If you really can’t figure out how to avoid polling then be smart about it. Waking up every second may seem very conservative, but if every long running program does it then your CPU may get woken up dozens of times per second. Consider using exponential back off, and when you do wake up and find that there is nothing to do then go back to sleep promptly.
Using SetCoalescableTimer can help Windows coalesce your polling with others to reduce the power cost, or better yet, SetThreadpoolTimer with a large ‘window’ argument.
Avoid doing long-running animations, especially when your program is inactive or invisible. Incessant animation is just another form of polling, except that it is visible, so it makes it easier for users to realize that you’re wasting power.

What I do have are a very particular set of skills, skills I have acquired over a very long career, and if you violate these rules then I will look for your process, I will find it, and I will kill it. If you respect your customers’ CPU time then they are more likely to leave your software installed.

Web browsers

I work on Chrome so I was pleased to see that it looked pretty good. I left the five tabs I was browsing open and the net result was very low CPU usage. Chrome lowers the timer frequency on background tabs, and throttles flash. However the results are highly dependent on the page. A JavaScript or animation heavy page could easily consume huge amounts of CPU time and it is difficult for a browser to control that, so be aware of what pages you keep open if you want to run on battery for long periods of time.

Interrupts

I carefully recorded the time used by ISRs and DPCs, but it didn’t look very interesting so I didn’t spend a lot of time on it. ndis.sys and ntoskrnl.exe had by the far the most context switches and the highest CPU usage, but I don’t know what to do about that.

Alternate methods

The great thing is that this sort of research is pretty easy. Just download the latest UIforETW release. You need to run UIforETW once in order to install the Windows Performance Toolkit, but then close UIforETW, and maybe reboot to finish the setup. Get your computer so that it is running the programs that you care about, and nothing else. Then, from an administrator command prompt run UIforETW\bin\etw_cpuusage_longterm.bat. This starts up low-overhead tracing. Hit enter when you’re done. The UIforETW\bin\CPUUsageByProcess.wpaProfile profile is particularly good for summarizing this type of data.

I use ETW tracing because I’m familiar with it, because I could configure it to have very low impact, and I could do detailed post-mortem analysis of the results. But, there are other options. One great option is Process Explorer. Leave this running with the CPU, CPU Time, CSwitch Delta, and Context Switches columns visible, and watch for bad behavior.
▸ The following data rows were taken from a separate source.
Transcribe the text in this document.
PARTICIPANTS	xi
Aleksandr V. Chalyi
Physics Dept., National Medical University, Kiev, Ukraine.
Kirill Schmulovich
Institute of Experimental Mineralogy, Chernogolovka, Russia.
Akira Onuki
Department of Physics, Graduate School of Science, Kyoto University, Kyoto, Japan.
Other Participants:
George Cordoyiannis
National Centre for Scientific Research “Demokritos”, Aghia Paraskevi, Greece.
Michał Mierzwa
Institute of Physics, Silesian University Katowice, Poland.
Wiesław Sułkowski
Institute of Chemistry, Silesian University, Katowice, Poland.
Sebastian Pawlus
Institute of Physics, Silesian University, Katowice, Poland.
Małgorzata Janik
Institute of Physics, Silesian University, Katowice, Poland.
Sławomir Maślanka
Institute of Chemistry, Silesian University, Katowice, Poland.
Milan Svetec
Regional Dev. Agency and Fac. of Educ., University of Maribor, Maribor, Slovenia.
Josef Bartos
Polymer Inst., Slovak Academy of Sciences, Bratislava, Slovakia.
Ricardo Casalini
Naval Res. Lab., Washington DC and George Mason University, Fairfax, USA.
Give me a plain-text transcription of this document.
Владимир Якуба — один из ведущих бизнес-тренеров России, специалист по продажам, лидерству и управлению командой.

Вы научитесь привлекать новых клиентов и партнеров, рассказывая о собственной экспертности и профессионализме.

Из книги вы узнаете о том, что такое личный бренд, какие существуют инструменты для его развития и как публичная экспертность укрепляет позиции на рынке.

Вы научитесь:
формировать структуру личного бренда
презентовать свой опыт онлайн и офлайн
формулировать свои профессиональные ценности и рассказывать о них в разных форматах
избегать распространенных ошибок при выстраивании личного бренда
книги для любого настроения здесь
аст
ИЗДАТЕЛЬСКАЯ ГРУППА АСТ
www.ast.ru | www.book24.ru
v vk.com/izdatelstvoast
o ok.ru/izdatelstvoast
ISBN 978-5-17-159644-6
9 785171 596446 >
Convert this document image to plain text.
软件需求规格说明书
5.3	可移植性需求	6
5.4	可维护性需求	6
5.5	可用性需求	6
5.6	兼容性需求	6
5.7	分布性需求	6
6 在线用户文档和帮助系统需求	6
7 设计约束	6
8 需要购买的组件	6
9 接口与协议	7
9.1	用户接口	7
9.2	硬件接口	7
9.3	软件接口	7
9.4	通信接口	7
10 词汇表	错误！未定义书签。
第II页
CPU (or Cycles Delta) shows how much time each process is currently using. The Cycles Delta column should be more accurate for processes that are using very little CPU time
CPU Time (or Cycles) shows how much time each process has used – this can catch processes like sqlservr that are usually idle, but accumulate a lot of wasted CPU time in the long run
Also look at CSwitch Delta and Context Switches to find programs that are currently or historically doing a lot of context switches.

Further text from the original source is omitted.